Однажды во время посещения Дании одна старушка подарила мне дюжину луковиц пионов, которые мне, невзирая на строгие карантинные правила, удалось провезти в Африку. Стоило мне их посадить, как они дали кривые пунцовые отростки, на которых вскоре появились нежные листочки и круглые бутоны. Первый из распустившихся цветков назывался «Герцогиня де Немур»: это был благороднейший и пышнейший белый цветок, испускавший сладкий аромат. Когда я срезала его и поставила в воду, всякий белый, входивший в гостиную, делал ему комплименты. Вот это пион! Но вскоре все остальные бутоны засохли и облетели, и белый цветок остался единственным исключением из печального правила.
Несколько лет спустя я имела беседу по поводу пионов с англичанином, служившим садовником у леди МакМиллан на вилле «Чиромо».
— Нам пока что не удается выращивать в Африке пионы, — пожаловался он, — и не удастся до тех пор, пока мы не вырастим здесь цветок из завезенной луковицы и не соберем его семена. Таким способом мы уже украсили колонию дельфиниумом.
Получалось, что у меня была возможность привить в стране пионы и обессмертить свое имя, подобно имени герцогини де Немур; но я собственноручно поставила крест на прекрасном будущем, срезав свой единственный цветок и поместив его в вазу. Потом мне часто снилось, что у меня на глазах растут белые пионы, и я радовалась во сне, что не срезала первый цветок.
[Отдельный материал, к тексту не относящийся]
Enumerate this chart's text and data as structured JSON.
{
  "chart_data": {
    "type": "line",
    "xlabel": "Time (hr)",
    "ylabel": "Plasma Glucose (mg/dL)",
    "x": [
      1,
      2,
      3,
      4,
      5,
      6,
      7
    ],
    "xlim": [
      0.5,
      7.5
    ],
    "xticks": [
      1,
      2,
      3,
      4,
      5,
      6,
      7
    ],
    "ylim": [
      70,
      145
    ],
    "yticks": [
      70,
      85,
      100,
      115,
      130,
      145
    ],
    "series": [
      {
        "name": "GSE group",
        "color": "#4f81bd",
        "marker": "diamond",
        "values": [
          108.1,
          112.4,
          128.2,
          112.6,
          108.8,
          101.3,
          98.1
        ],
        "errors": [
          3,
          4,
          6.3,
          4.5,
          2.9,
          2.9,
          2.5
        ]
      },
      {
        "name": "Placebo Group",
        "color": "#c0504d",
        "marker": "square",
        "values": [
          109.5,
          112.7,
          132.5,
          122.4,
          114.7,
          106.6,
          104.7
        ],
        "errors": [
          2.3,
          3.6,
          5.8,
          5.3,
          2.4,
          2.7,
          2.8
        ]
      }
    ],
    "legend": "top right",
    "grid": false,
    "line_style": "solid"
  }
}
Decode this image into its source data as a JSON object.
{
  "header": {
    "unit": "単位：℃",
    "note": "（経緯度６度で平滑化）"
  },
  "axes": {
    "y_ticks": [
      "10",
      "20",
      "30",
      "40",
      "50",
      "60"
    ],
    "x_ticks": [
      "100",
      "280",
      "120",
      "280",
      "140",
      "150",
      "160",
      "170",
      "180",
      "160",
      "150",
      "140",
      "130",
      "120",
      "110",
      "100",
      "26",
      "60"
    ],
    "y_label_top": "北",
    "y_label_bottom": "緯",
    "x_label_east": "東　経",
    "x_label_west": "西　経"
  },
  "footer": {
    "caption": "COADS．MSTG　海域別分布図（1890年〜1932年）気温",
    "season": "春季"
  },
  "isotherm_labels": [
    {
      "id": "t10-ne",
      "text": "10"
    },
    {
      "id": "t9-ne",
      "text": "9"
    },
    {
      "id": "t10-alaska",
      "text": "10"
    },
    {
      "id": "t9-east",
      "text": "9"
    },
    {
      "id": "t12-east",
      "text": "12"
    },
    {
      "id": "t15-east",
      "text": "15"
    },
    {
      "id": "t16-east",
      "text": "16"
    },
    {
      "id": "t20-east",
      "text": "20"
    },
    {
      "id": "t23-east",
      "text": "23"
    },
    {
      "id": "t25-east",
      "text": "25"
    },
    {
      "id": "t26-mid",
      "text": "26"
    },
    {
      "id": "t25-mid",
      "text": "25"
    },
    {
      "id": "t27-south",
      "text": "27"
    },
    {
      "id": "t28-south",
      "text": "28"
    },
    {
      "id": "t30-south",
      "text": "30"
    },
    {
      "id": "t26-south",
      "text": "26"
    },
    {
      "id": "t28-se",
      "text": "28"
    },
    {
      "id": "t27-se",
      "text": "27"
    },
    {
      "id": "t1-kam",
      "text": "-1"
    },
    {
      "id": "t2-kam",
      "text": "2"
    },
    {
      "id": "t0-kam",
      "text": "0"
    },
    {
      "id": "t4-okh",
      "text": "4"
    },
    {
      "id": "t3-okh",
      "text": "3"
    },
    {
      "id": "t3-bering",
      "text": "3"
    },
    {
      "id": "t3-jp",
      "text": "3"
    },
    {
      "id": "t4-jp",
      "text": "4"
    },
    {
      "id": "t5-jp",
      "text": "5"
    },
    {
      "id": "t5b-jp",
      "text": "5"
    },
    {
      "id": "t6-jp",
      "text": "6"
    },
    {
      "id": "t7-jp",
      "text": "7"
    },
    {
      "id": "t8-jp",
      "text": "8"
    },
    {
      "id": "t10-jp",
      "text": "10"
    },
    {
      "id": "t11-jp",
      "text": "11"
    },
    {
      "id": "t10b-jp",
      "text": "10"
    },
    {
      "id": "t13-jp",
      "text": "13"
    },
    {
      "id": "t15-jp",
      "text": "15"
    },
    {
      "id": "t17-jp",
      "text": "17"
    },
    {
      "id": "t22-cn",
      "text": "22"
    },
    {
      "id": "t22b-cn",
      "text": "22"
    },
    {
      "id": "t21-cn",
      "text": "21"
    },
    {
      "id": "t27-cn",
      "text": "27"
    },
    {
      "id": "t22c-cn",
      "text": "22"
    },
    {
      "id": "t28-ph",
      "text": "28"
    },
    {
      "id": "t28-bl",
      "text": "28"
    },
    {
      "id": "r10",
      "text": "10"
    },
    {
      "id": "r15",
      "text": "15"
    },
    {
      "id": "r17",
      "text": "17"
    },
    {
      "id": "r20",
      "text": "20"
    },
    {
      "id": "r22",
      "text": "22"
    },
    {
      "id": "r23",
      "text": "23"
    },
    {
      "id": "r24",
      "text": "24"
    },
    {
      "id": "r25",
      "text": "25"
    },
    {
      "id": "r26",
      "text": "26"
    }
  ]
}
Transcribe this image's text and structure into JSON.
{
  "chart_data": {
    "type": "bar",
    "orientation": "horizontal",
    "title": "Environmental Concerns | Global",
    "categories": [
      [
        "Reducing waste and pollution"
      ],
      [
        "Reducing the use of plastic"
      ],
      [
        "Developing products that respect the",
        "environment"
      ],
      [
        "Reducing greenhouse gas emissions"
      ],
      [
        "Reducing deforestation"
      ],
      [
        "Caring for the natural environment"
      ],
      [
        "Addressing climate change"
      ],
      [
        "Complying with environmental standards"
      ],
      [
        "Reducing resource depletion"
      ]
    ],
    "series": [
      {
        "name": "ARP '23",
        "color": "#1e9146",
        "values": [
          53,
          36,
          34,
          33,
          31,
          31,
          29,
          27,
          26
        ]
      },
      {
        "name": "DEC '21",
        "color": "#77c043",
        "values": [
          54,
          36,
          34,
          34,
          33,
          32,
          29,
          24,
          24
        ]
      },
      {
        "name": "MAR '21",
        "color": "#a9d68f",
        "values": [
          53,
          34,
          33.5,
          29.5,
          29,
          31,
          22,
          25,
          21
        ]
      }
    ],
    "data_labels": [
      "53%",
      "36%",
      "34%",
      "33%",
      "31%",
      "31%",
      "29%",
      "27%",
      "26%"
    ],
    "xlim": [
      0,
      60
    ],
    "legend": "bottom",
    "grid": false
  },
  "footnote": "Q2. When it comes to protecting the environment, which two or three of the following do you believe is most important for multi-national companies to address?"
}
Меня навещали друзья с окрестных ферм и из столицы. Из Найроби наезжал чиновник отдела землеустройства Хью Мартин. Это был блестящий человек, знаток редких литературных перлов всего мира, мирно проживший жизнь на Востоке, где приобрел облик тучного китайского идола. Меня он звал Кандидом (Кандид — главный герой романа Вальтера Скотта «Кандид, или Оптимизм»), а сам был любопытным доктором Панглоссом (Доктор Панглосс — персонаж того же романа; доморощенный философ-метафизик, он был учителем Кандида), твердо и миролюбиво убежденным в злокозненности и низости человеческой натуры и всей Вселенной и довольным своей верой. Раз усевшись в удобное кресло, он больше его не покидал. С неизменной бутылкой и бокалом и со снисходительной улыбкой на лице он развивал из кресла теории жизни, полные оригинальных идей и похожие на стремительно растущую молекулярную массу; сам этот толстяк, находившийся в мире со Вселенной, состоял все же прислужником дьявола и нес на себе несмываемую печать чистоты, отличающую, увы, скорее апостолов Сатаны, нежели Господа.
Молодой носатый норвежец Густав Мор любил неожиданно нагрянуть вечером ко мне в дом, покинув ферму за Найроби, в которой служил управляющим. Фермерство вызывало у него воодушевление, и он помогал мне словом и делом больше, чем кто-либо, как бы выступая живым доказательством того, что скандинавы и фермы находятся в пожизненном рабстве друг у друга.